I am doing the nodal analysis of this circuit:
I have successfully wrote the current equations for node A, using nodal analysis, that I found it to be:
i3 = i5 + i7 or
(Vc-Va)/R3 = (Va-Vb)/R5 + i7
where i7 is the current source value of 1A.
That will give me
-9Va + 3Vb + 5Vc = 400
So far, so good…
Now analyzing node C I have a doubt.
The currents for node C would be:
i1 = i3 + i6
where
i1 = (V1-Vc)/R1 = (12-Vc)/20
i3 = (Vc-Va)/R3 = (Vc-Va)/80
but what about i6?
I know that i2 = i6 + i7 resulting on i6 = i2-i7 or substituting the value for i7,
i6 = i2 - 1
The problem here is, how can I declare i2 in terms of voltages and resistors? If the current source was not there I would say i2 = Vc/R2 but with the current source there I don't now.
Any help is welcome. Thanks.
Best Answer
The problem is, i6 doesn't really exist, C is the same node as the both the nodes on either side of the current you have drawn for i6. Since the voltage for node C is the same as the node between R2 and the current source, the resistance for i6 would be zero and technically the current would be infinite.
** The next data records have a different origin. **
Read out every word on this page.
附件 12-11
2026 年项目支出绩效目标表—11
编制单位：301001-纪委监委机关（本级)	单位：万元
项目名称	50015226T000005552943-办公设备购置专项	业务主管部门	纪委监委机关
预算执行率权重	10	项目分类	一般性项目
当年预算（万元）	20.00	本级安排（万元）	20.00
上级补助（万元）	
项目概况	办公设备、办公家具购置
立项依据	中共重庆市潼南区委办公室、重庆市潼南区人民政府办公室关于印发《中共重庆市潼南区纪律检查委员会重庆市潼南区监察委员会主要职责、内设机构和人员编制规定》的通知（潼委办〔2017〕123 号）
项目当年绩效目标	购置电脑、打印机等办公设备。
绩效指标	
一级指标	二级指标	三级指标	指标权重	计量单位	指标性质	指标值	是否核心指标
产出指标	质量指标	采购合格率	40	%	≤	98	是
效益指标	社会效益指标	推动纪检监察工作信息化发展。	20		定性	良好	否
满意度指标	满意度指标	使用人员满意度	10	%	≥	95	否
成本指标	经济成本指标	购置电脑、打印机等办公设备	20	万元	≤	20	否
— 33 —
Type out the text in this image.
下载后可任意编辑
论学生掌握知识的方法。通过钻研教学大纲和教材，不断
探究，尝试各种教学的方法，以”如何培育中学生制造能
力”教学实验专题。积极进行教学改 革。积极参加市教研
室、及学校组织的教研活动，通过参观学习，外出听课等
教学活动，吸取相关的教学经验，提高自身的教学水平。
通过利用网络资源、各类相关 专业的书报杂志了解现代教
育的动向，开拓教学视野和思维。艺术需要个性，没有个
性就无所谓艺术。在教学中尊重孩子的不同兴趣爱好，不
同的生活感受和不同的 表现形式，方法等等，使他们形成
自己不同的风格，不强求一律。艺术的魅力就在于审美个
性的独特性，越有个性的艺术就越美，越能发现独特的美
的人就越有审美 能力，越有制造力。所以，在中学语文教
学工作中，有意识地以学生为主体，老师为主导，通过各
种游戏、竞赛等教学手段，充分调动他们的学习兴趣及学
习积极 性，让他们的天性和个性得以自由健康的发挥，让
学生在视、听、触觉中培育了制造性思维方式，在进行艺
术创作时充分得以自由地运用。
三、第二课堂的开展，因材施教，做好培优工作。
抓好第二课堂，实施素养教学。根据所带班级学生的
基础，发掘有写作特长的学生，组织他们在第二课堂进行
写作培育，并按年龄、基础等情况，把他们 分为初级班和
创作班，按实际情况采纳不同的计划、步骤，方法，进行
A better node equation for node C would be this: \$0 = i_1 -i_2 -i_3 + i_7\$ And you need to write C on the node between R2 and the current source
The voltage equations for R2 is \$i_2 = V_c/R_2 \$ so you are correct, you can take any resistor and the two nodes around it and find the current through the resistor
\$ \frac{V_A- V_B}{R} = i_R\$
In this case Va would be Node C and the other side is ground, which you have correctly identified.